Challenge Description

🔰 Table Transformation!

Solutions

library(tidyverse)
library(readxl)

path <- "300-399/378/CH-378 Table Transformation.xlsx"
input <- read_excel(path, range = "B3:B12")
test <- read_excel(path, range = "D3:F9")

result = input %>%
  separate_longer_delim(col = 1, delim = ", ") %>%
  mutate(
    type = case_when(
      str_length(Col1) > 3 ~ "Date",
      str_detect(Col1, "^[A-Za-z]+$") ~ "Product",
      TRUE ~ "Sale"
    )
  ) %>%
  mutate(rn = row_number(), .by = type) %>%
  pivot_wider(names_from = type, values_from = Col1) %>%
  select(-rn) %>%
  mutate(Sale = as.numeric(Sale))

all.equal(result, test)
# Correct transformation. Cannot be checked because R read dates differently.
  • Logic:

    • Reads the workbook ranges needed for the challenge

    • Reshapes the data into the grain required by the task

    • Builds the intermediate columns that drive the final result

    • Parses the text patterns directly instead of relying on manual cleanup

  • Strengths:

    • The R solution stays close to the workbook rule and keeps the transformation compact.
  • Areas for Improvement:

    • The code assumes the sheet structure and source ranges remain stable.
  • Gem:

    • The strongest part of the solution is choosing the right intermediate representation before shaping the final output.
import pandas as pd
import re

path = "300-399/378/CH-378 Table Transformation.xlsx"
input_df = pd.read_excel(path, usecols="B", skiprows=2, nrows=9, dtype=str)
test = pd.read_excel(path, usecols="D:F", skiprows=2, nrows=6)

df = (
    input_df["Col1"]
    .str.split(", ")
    .explode()
    .reset_index(drop=True)
    .to_frame()
)
def classify(val):
    if len(val) > 3:
        return "Date"
    elif re.match(r"^[A-Za-z]+$", val):
        return "Product"
    else:
        return "Sale"
df["type"] = df["Col1"].apply(classify)
df["rn"] = df.groupby("type").cumcount()
result = (
    df.pivot(index="rn", columns="type", values="Col1")
    .reset_index(drop=True)
)
result.columns.name = None
result["Sale"] = pd.to_numeric(result["Sale"])

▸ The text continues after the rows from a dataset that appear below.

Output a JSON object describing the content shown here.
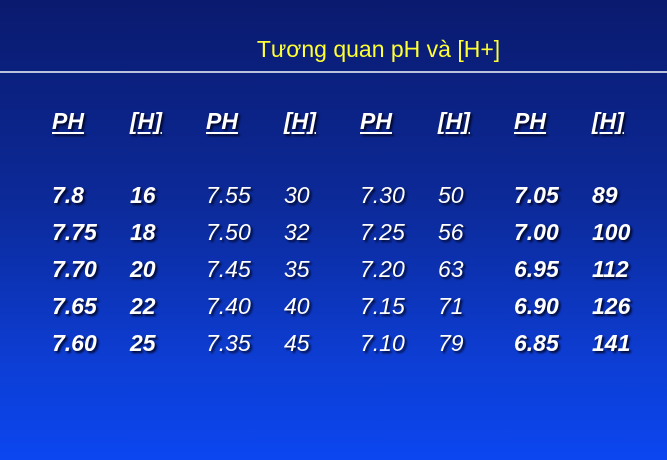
{
  "title": "Tương quan pH và [H+]",
  "table": {
    "groups": [
      {
        "ph_header": "PH",
        "h_header": "[H]",
        "bold": true,
        "rows": [
          {
            "ph": "7.8",
            "h": "16"
          },
          {
            "ph": "7.75",
            "h": "18"
          },
          {
            "ph": "7.70",
            "h": "20"
          },
          {
            "ph": "7.65",
            "h": "22"
          },
          {
            "ph": "7.60",
            "h": "25"
          }
        ]
      },
      {
        "ph_header": "PH",
        "h_header": "[H]",
        "bold": false,
        "rows": [
          {
            "ph": "7.55",
            "h": "30"
          },
          {
            "ph": "7.50",
            "h": "32"
          },
          {
            "ph": "7.45",
            "h": "35"
          },
          {
            "ph": "7.40",
            "h": "40"
          },
          {
            "ph": "7.35",
            "h": "45"
          }
        ]
      },
      {
        "ph_header": "PH",
        "h_header": "[H]",
        "bold": false,
        "rows": [
          {
            "ph": "7.30",
            "h": "50"
          },
          {
            "ph": "7.25",
            "h": "56"
          },
          {
            "ph": "7.20",
            "h": "63"
          },
          {
            "ph": "7.15",
            "h": "71"
          },
          {
            "ph": "7.10",
            "h": "79"
          }
        ]
      },
      {
        "ph_header": "PH",
        "h_header": "[H]",
        "bold": true,
        "rows": [
          {
            "ph": "7.05",
            "h": "89"
          },
          {
            "ph": "7.00",
            "h": "100"
          },
          {
            "ph": "6.95",
            "h": "112"
          },
          {
            "ph": "6.90",
            "h": "126"
          },
          {
            "ph": "6.85",
            "h": "141"
          }
        ]
      }
    ]
  },
  "colors": {
    "title": "#ffff33",
    "text": "#ffffff",
    "rule": "#b8c2dc"
  }
}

print(result.equals(test))
# Different dates formating. But transformation is correct.
  • Logic:

    • Reads the workbook ranges needed for the challenge

    • Reshapes the data into the grain required by the task

    • Aggregates or ranks values at the relevant grouping level

    • Parses the text patterns directly instead of relying on manual cleanup

  • Strengths:

    • The Python version follows the same rule in a direct dataframe-oriented implementation.
  • Areas for Improvement:

    • The code assumes the workbook layout remains stable, so any sheet redesign would require small adjustments.
  • Gem:

    • The implementation stays close to the original workbook rule instead of adding unnecessary abstraction.

Difficulty Level

This task is moderate:

  • The core logic is clear, but the correct transformation pattern is not obvious from the raw input.

  • The challenge combines multiple reshaping, grouping, or parsing steps.